In groups people screen out chatter around them - and now technology can do the same:

It's the perennial "cocktail party problem" - standing in a room full of people, drink in hand, trying to hear what your fellow guest is saying.

In fact, human beings are remarkably adept at holding a conversation with one person while filtering out competing voices.

However, perhaps surprisingly, it's a skill that technology has until recently been unable to replicate.

And that matters when it comes to using audio evidence in court cases. Voices in the background can make it hard to be certain who's speaking and what's being said, potentially making recordings useless.
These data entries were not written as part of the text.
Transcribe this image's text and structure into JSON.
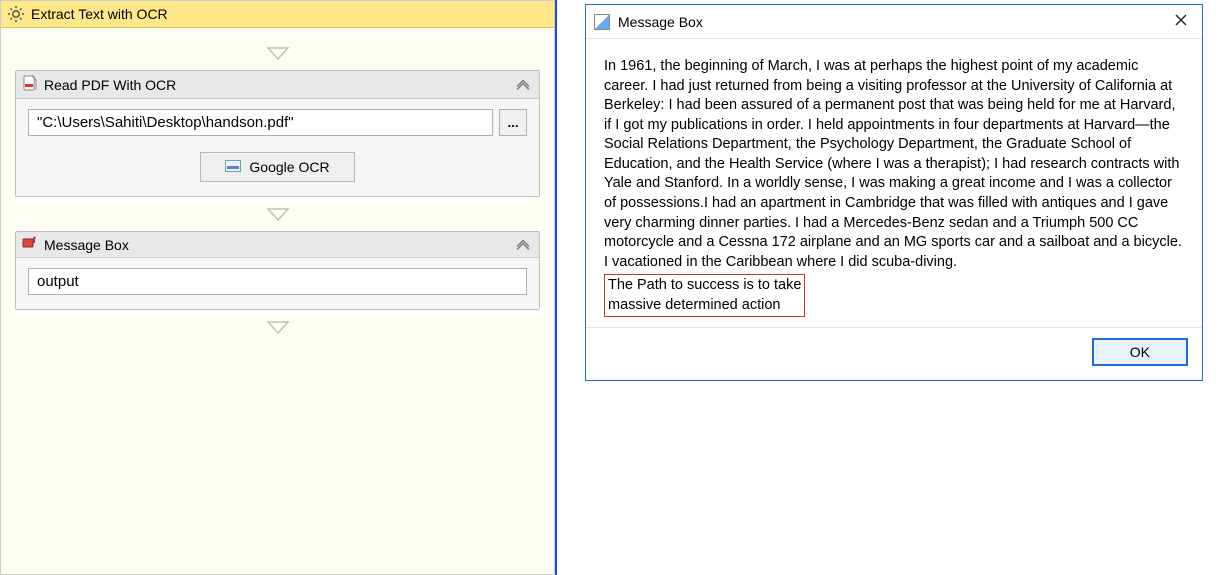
{
  "sequence": {
    "title": "Extract Text with OCR"
  },
  "readPdf": {
    "title": "Read PDF With OCR",
    "filePath": "\"C:\\Users\\Sahiti\\Desktop\\handson.pdf\"",
    "browse": "...",
    "ocrEngine": "Google OCR"
  },
  "messageBoxActivity": {
    "title": "Message Box",
    "value": "output"
  },
  "dialog": {
    "title": "Message Box",
    "bodyMain": "In 1961, the beginning of March, I was at perhaps the highest point of my academic career. I had just returned from being a visiting professor at the University of California at Berkeley: I had been assured of a permanent post that was being held for me at Harvard, if I got my publications in order. I held appointments in four departments at Harvard—the Social Relations Department, the Psychology Department, the Graduate School of Education, and the Health Service (where I was a therapist); I had research contracts with Yale and Stanford. In a worldly sense, I was making a great income and I was a collector of possessions.I had an apartment in Cambridge that was filled with antiques and I gave very charming dinner parties. I had a Mercedes-Benz sedan and a Triumph 500 CC motorcycle and a Cessna 172 airplane and an MG sports car and a sailboat and a bicycle. I vacationed in the Caribbean where I did scuba-diving.",
    "bodyHighlightLine1": "The Path to success is to take",
    "bodyHighlightLine2": "massive determined action",
    "ok": "OK"
  }
}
Electrical engineer Keith McElveen, founder and chief technology officer of Wave Sciences, became interested in the problem when he was working for the US government on a war crimes case.

"What we were trying to figure out was who ordered the massacre of civilians. Some of the evidence included recordings with a bunch of voices all talking at once - and that's when I learned what the "cocktail party problem" was," he says.

"I had been successful in removing noise like automobile sounds or air conditioners or fans from speech, but when I started trying to remove speech from speech, it turned out not only to be a very difficult problem, it was one of the classic hard problems in acoustics.

"Sounds are bouncing round a room, and it is mathematically horrible to solve."

The answer, he says, was to use AI to try to pinpoint and screen out all competing sounds based on where they originally came from in a room.

This doesn't just mean other people who may be speaking - there's also a significant amount of interference from the way sounds are reflected around a room, with the target speaker's voice being heard both directly and indirectly.

In a perfect anechoicchamber - one totally free from echoes - one microphone per speaker would be enough to pick up what everyone was saying; but in a real room, the problem requires a microphone for every reflected sound too.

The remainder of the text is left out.